Starting the Server and Listening for Calls
This part is boilerplate, but you gotta get it right. You create a gRPC server instance, register your service implementation with it, and then tell it to listen on a network port.
func main() {
// Listen on a TCP port. This is just standard Go net stuff.
lis, err := net.Listen("tcp", ":8080")
if err != nil {
log.Fatalf("failed to listen: %v", err)
}
// Create a new gRPC server instance. No options... for now.
s := grpc.NewServer()
// Register our service implementation with the server.
bookService := &bookstoreServer{}
bookstore.RegisterBookstoreServer(s, bookService)
// Start blocking and serve forever.
log.Println("Server listening on port 8080")

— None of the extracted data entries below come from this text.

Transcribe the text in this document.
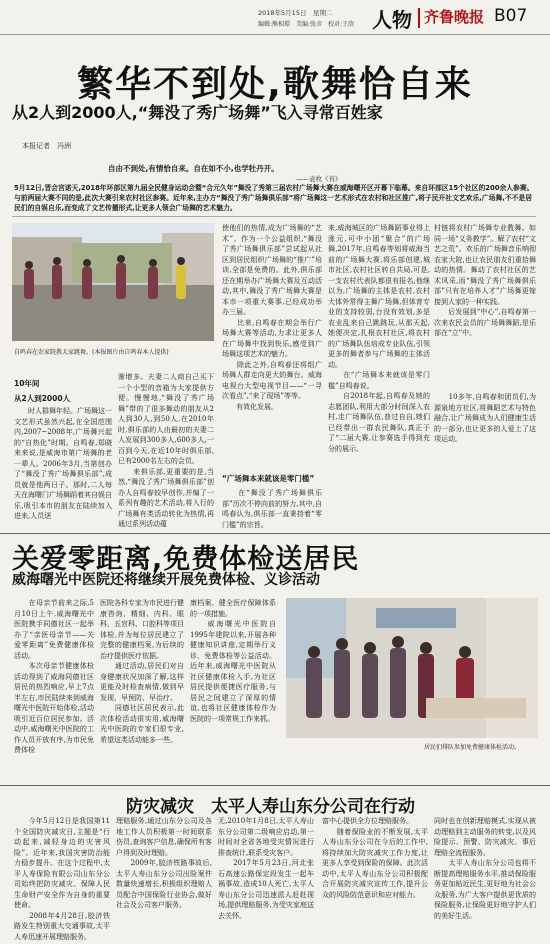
2018年5月15日　星期二
编辑:熊相璟　美编:张彦　校对:王欣 人物 齐鲁晚报 B07
繁华不到处,歌舞恰自来
从2人到2000人,“舞没了秀广场舞”飞入寻常百姓家
本报记者　冯洲
自由不到处,有情恰自来。自在如不小,也学牡丹开。
——袁枚《苔》
5月12日,晋会宫诺天,2018年环部区第九届全民健身运动会暨“合元久年”舞没了秀第三届农村广场舞大赛在威海曙开区开幕下临幕。来自环部区15个社区的200余人参赛。与前两届大赛不同的是,此次大赛引来农村社区参赛。近年来,主办方“舞没了秀广场舞俱乐部”将广场舞这一艺术形式在农村和社区推广,将子民开社文艺欢乐,广场舞,不不是居民们的自娱自乐,而变成了文艺传播形式,让更多人领会广场舞的艺术魅力。
自鸣春在农家院教大家跳舞。(本报图片由自鸣春本人提供)
10年间
从2人到2000人
　　时人群舞年轻。广场舞这一文艺形式虽然兴起,在全国范围内,2007~2008年,广场舞兴起的“自热化”时期。自鸣春,郑晓来来说,是威海市第广场舞的老一辈人。2006年3月,当第创办了“舞没了秀广场舞俱乐部”,成员就是他两日子。那时,二人每天在海曙门广场舞蹈着其自娱自乐,吸引本市的朋友在陆续加入进来,人员逐
渐增多。夫妻二人商自己买下一个小型的音箱为大家提供方便。慢慢地,“舞没了秀广场舞”带的了很多舞动的朋友从2人到30人,到50人,在2010年时,俱乐部的人由最初的夫妻二人发展到300多人,600多人,一百到今天,在近10年时俱乐部,已有2000名左右的会员。
　　来俱乐部,更重要的是,当然,“舞没了秀广场舞俱乐部”创办人自鸣春较早创作,并编了一系列有趣的艺术活动,将入行的广场舞有类活动转化为热情,再通过系列活动蕴
使他们的热情,成为广场舞的“艺术”。作为一个公益组织,“舞没了秀广场舞俱乐部”尝试起从社区到居民组织广场舞的“推广”培训,全部是免费的。此外,俱乐部还在期举办广场舞大赛及互动活动,其中,舞没了秀广场舞大赛是本市一项重大赛事,已经成功举办三届。
　　比来,自鸣春在期会举行广场舞大赛等活动,力求让更多人在广场舞中找到快乐,感受到广场舞这项艺术的魅力。
　　除此之外,自鸣春还将组广场舞人群走向更大的舞台。威海电视台大型电视节目——“一寻次看点”,“来了现场”等等。
　　有效化发展。
“广场舞本来就该是零门槛”
　　在“舞没了秀广场舞俱乐部”历次不停向前的努力,其中,自鸣春认为,俱乐部一直秉持着“零门槛”的宗旨。
来,威海城区的广场舞蹈事业得上涨元,可中小团“聚合”的广场舞,2017年,自鸣春等划将威海当前的广场舞大赛,将乐部创建,城市社区,农村社区转自共局,可是,一支农村代表队都很有报名,他继以为,广场舞的主体是农村,农村大体外常得主舞广场舞,但体育专业的支持较弱,台没有效划,多是农业乱来自己跳跳玩,从那天起,她便决定,扎根农村社区,将农村的广场舞队伍培成专业队伍,引领更多的舞者参与广场舞的主体活动。
　　在“广场舞本来就该是零门槛”自鸣春说。
　　自2018年起,自鸣春及她的志愿团队,利用大部分时间深入农村,走广场舞队伍,普过自自,她们已经带出一群农民舞队,真正于了“二届大赛,让参赛选手得到充分的展示。
村链将农村广场舞专业教舞。如同一场“义务教学”。解了农村“文艺之荒”。欢乐的广场舞音乐响彻农家大院,也让农民朋友们重拾舞动的热情。舞动了农村社区的艺术风采,而“舞没了秀广场舞俱乐部”只有在培养人才”广场舞更嫁接到人家的一种实践。
　　后发展到“中心”,自鸣春第一次来农民会员的广场舞舞蹈,是乐部在“立”中。
　　10多年,自鸣春和团员们,为源泉地方社区,将舞蹈艺术与特色融合,让广场舞成为人们健康生活的一部分,也让更多的人爱上了这项运动。
关爱零距离,免费体检送居民
威海曙光中医院还将继续开展免费体检、义诊活动
　　在母亲节前来之际,5月10日上午,威海曙光中医院携手同德社区一起举办了“亲医母亲节——关爱零距离”免费健康体检活动。
　　本次母亲节健康体检活动得到了威海同德社区居民的热烈响应,早上7点半左右,市民陆续来到威海曙光中医院开始体检,活动吸引近百位居民参加。活动中,威海曙光中医院的工作人员开放有序,为市民免费体检
医院各科专家为市民进行健康咨询、精细、内科、眼科、五官科、口腔科等项目体检,并为每位居民建立了完整的健康档案,为后续的治疗提供医疗依据。
　　通过活动,居民们对自身健康状况加深了解,这样更能及时检查病情,做到早发现、早预防、早治疗。
　　同德社区居民表示,此次体检活动很实用,威海曙光中医院的专家们很专业,希望这类活动能多一些。
康档案、健全医疗保障体系的一项措施。
　　威海曙光中医院自1995年建院以来,开展各种健康知识讲座,定期举行义诊、免费体检等公益活动。近年来,威海曙光中医院从社区健康体检入手,为社区居民提供便捷医疗服务,与居民之间建立了深厚的情谊,也将社区健康体检作为医院的一项常规工作来抓。
居民们排队参加免费健康体检活动。
防灾减灾　太平人寿山东分公司在行动
　　今年5月12日是我国第11个全国防灾减灾日,主题是“行动起来,减轻身边的灾害风险”。近年来,我国灾害防治能力稳步提升。在这个过程中,太平人寿保险有限公司山东分公司始终把防灾减灾、保障人民生命财产安全作为自身的重要使命。
　　2008年4月28日,胶济铁路发生特别重大交通事故,太平人寿迅速开展理赔服务。
理赔服务,通过山东分公司及各地工作人员积极第一时间联系伤员,查询客户信息,确保所有客户得到及时理赔。
　　2009年,胶济铁路事故后,太平人寿山东分公司出险案件数量快速增长,积极组织理赔人员配合中国保险行业协会,做好社会及公司客户服务。
无,2010年1月8日,太平人寿山东分公司第二级响应启动,第一时间对全省各地受灾情况进行排查统计,联系受灾客户。
　　2017年5月23日,河北张石高速公路保定段发生一起车祸事故,造成10人死亡,太平人寿山东分公司迅速派人赶赴现场,提供理赔服务,为受灾家庭送去关怀。
富中心提供全方位理赔服务。
　　随着保险业的不断发展,太平人寿山东分公司在今后的工作中,将持续加大防灾减灾工作力度,让更多人享受到保险的保障。此次活动中,太平人寿山东分公司积极配合开展防灾减灾宣传工作,提升公众的风险防范意识和应对能力。
同时也在创新理赔模式,实现从被动理赔到主动服务的转变,以及风险提示、预警、防灾减灾、事后理赔全流程服务。
　　太平人寿山东分公司也将不断提高理赔服务水平,推动保险服务更加贴近民生,更好地为社会公众服务,为广大客户提供更优质的保险服务,让保险更好地守护人们的美好生活。
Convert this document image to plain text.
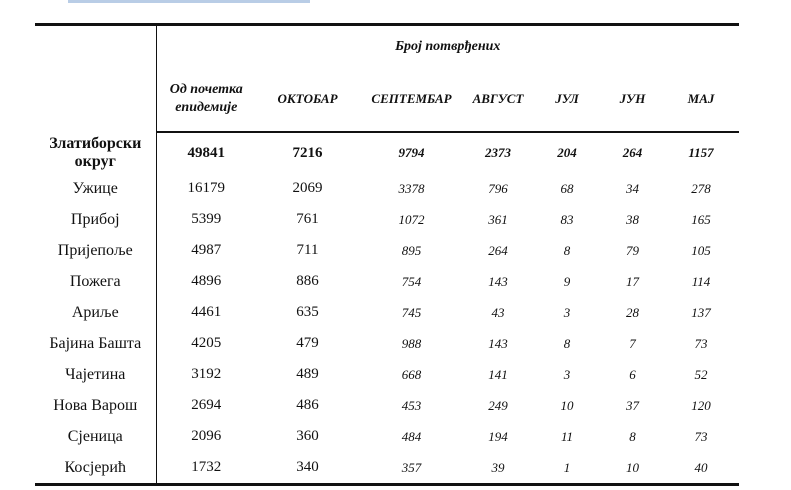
	Број потврђених						
	Од почетка епидемије	ОКТОБАР	СЕПТЕМБАР	АВГУСТ	ЈУЛ	ЈУН	МАЈ
Златиборски округ	49841	7216	9794	2373	204	264	1157
Ужице	16179	2069	3378	796	68	34	278
Прибој	5399	761	1072	361	83	38	165
Пријепоље	4987	711	895	264	8	79	105
Пожега	4896	886	754	143	9	17	114
Ариље	4461	635	745	43	3	28	137
Бајина Башта	4205	479	988	143	8	7	73
Чајетина	3192	489	668	141	3	6	52
Нова Варош	2694	486	453	249	10	37	120
Сјеница	2096	360	484	194	11	8	73
Косјерић	1732	340	357	39	1	10	40
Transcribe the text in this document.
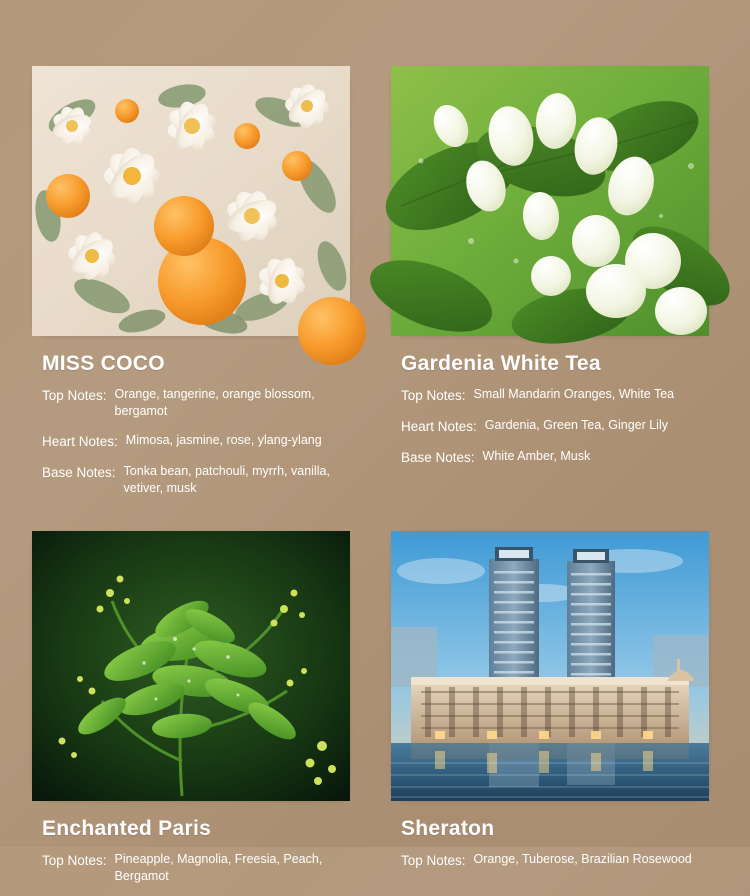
MISS COCO
Top Notes: Orange, tangerine, orange blossom, bergamot
Heart Notes: Mimosa, jasmine, rose, ylang-ylang
Base Notes: Tonka bean, patchouli, myrrh, vanilla, vetiver, musk
Gardenia White Tea
Top Notes: Small Mandarin Oranges, White Tea
Heart Notes: Gardenia, Green Tea, Ginger Lily
Base Notes: White Amber, Musk
Enchanted Paris
Top Notes: Pineapple, Magnolia, Freesia, Peach, Bergamot
Sheraton
Top Notes: Orange, Tuberose, Brazilian Rosewood
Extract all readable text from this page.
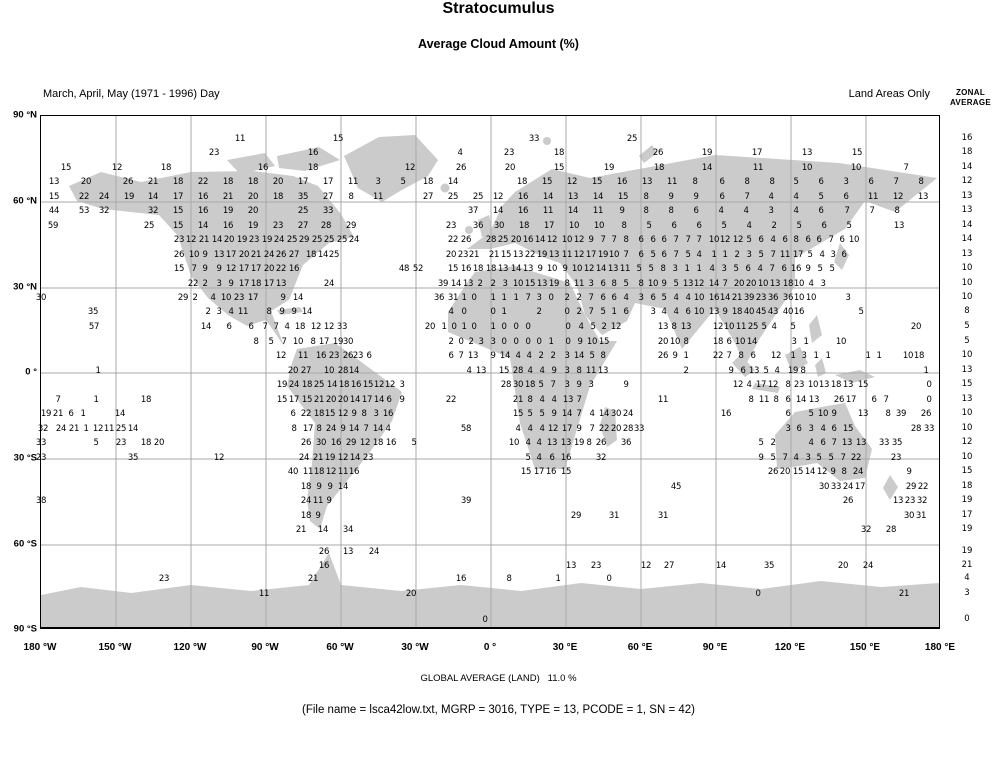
Stratocumulus
Average Cloud Amount (%)
March, April, May (1971 - 1996) Day	Land Areas Only	ZONAL
AVERAGE
11	15	33	25
23	16	4	23	18	26	19	17	13	15
15	12	18	16	18	12	26	20	15	19	18	14	11	10	10	7
13	20	26 21 18 22 18 18 20 17 17 11 3 5 18 14	18 15 12 15 16 13 11 8	6 8 8 5 6 3 6 7 8
15 22 24 19 14 17 16 21 20 18 35 27 8 11	27 25 25 12 16 14 13 14 15 8 9 9 6 7 4 4 5 6 11 12 13
44 53 32	32 15 16 19 20	25 33	37 14 16 11 14 11 9 8 8 6 4 4 3 4 6 7 7 8
59	25 15 14 16 19 23 27 28 29	23 36 30 18 17 10 10 8 5 6 6 5 4 2 5 6 5	13
23 12 21 14 20 19 23 19 24 25 29 25 25 25 24	22 26 28 25 20 16 14 12 10 12 9 7 7 8 6 6 6 7 7 7 10 12 12 5 6 4 6 8 6 6 7 6 10
26 10 9 13 17 20 21 24 26 27 18 14 25	20 23 21 21 15 13 22 19 13 11 12 17 19 10 7 6 5 6 7 5 4 1 1 2 3 5 7 11 17 5 4 3 6
15 7 9 9 12 17 17 20 22 16	48 52	15 16 18 18 13 14 13 9 10 9 10 12 14 13 11 5 5 8 3 1 1 4 3 5 6 4 7 6 16 9 5 5
22 2 3 9 17 18 17 13	24	39 14 13 2 2 3 10 15 13 19 8 11 3 6 8 5 8 10 9 5 13 12 14 7 20 20 10 13 18 10 4 3
30	29 2 4 10 23 17	9 14	36 31 1 0 1 1 1 7 3 0 2 2 7 6 6 4 3 6 5 4 4 10 16 14 21 39 23 36 36 10 10	3
35	2 3 4 11 8 9 9 14	4 0	0 1	2	0 2 7 5 1 6	3 4 4 6 10 13 9 18 40 45 43 40 16	5
57	14 6 6 7 7 4 18 12 12 33	20 1 0 1 0 1 0 0 0	0 4 5 2 12	13 8 13	12 10 11 25 5 4 5	20
8 5 7 10 8 17 19 30	2 0 2 3 3 0 0 0 0 1 0 9 10 15	20 10 8	18 6 10 14	3 1	10
12 11 16 23 26 23 6	6 7 13 9 14 4 4 2 2 3 14 5 8	26 9 1	22 7 8 6 12 1 3 1 1	1 1	10 18
1	20 27 10 28 14	4 13 15 28 4 4 9 3 8 11 13	2	9 6 13 5 4 19 8	1
19 24 18 25 14 18 16 15 12 12 3	28 30 18 5 7 3 9 3	9	12 4 17 12 8 23 10 13 18 13 15	0
7	1	18	15 17 15 21 20 20 14 17 14 6 9	22	21 8 4 4 13 7	11	8 11 8 6 14 13 26 17 6 7	0
19 21 6 1	14	6 22 18 15 12 9 8 3 16	15 5 5 9 14 7 4 14 30 24	16	6 5 10 9	13 8 39 26
32 24 21 1 12 11 25 14	8 17 8 24 9 14 7 14 4	58	4 4 4 12 17 9 7 22 20 28 33	3 6 3 4 6 15	28 33
33	5 23 18 20	26 30 16 29 12 18 16 5	10 4 4 13 13 19 8 26 36	5 2	4 6 7 13 13 33 35
23	35	12	24 21 19 12 14 23	5 4 6 16	32	9 5 7 4 3 5 5 7 22	23
40 11 18 12 11 16	15 17 16 15	26 20 15 14 12 9 8 24	9
18 9 9 14	45	30 33 24 17	29 22
38	24 11 9	39	26	13 23 32
18 9	29	31	31	30 31
21 14 34	32 28
26 13 24
16	13 23	12 27	14	35	20 24
23	21	16	8	1	0
11	20	0	21
0
90 °N
60 °N
30 °N
0 °
30 °S
60 °S
90 °S
180 °W	150 °W	120 °W	90 °W	60 °W	30 °W	0 °	30 °E	60 °E	90 °E	120 °E	150 °E	180 °E
16
18
14
12
13
13
14
14
13
10
10
10
8
5
5
10
13
15
13
10
10
12
10
15
18
19
17
19
19
21
4
3
0
GLOBAL AVERAGE (LAND)   11.0 %
(File name = lsca42low.txt, MGRP = 3016, TYPE = 13, PCODE = 1, SN = 42)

if err := s.Serve(lis); err != nil {
log.Fatalf("failed to serve: %v", err)
}
}
Error Handling: Don’t Just Return Go errors
This is a critical pitfall. If your handler returns a plain old Go error or fmt.Errorf, the client will receive an opaque, unknown error with an UNKNOWN status code. That’s useless. You must use the status package to return rich, gRPC-compatible errors.
import "google.golang.org/grpc/status"
import "google.golang.org/grpc/codes"
// Good - the client knows exactly what happened.
return nil, status.Errorf(codes.NotFound, "book with ID %d not found", req.BookId)
// Bad - the client gets a mysterious, useless "UNKNOWN" error.
return nil, fmt.Errorf("book not found")
The codes are your vocabulary. Use InvalidArgument for bad input, NotFound for missing resources, AlreadyExists for duplicates, and Internal for genuine server-side explosions you don’t want the client to know the details about.
The Context is Your Friend
Every RPC handler receives a context.Context. This isn’t just decoration. It carries deadlines, cancellation signals, and metadata from the client. Always respect the context. If the client cancels the request, or the deadline expires, your function should stop what it’s doing and return immediately. Pass that ctx to any downstream calls (like database queries) that support it.
func (s *bookstoreServer) GetBook(ctx context.Context, req *bookstore.GetBookRequest) (*bookstore.Book, error) {
// Check if the client already gave up. This is a good practice.
if err := ctx.Err(); err != nil {
return nil, err
}
// Pass the context to any potentially long-running operation.
book, err := s.dbClient.GetBook(ctx, req.BookId) // Assume this supports context
if err != nil {
return nil, status.Errorf(codes.Internal, "could not fetch book: %v", err)
}
return book, nil
}
If you ignore the context, you’ll waste resources doing work for clients who have long since hung up and gone for a coffee. Be polite.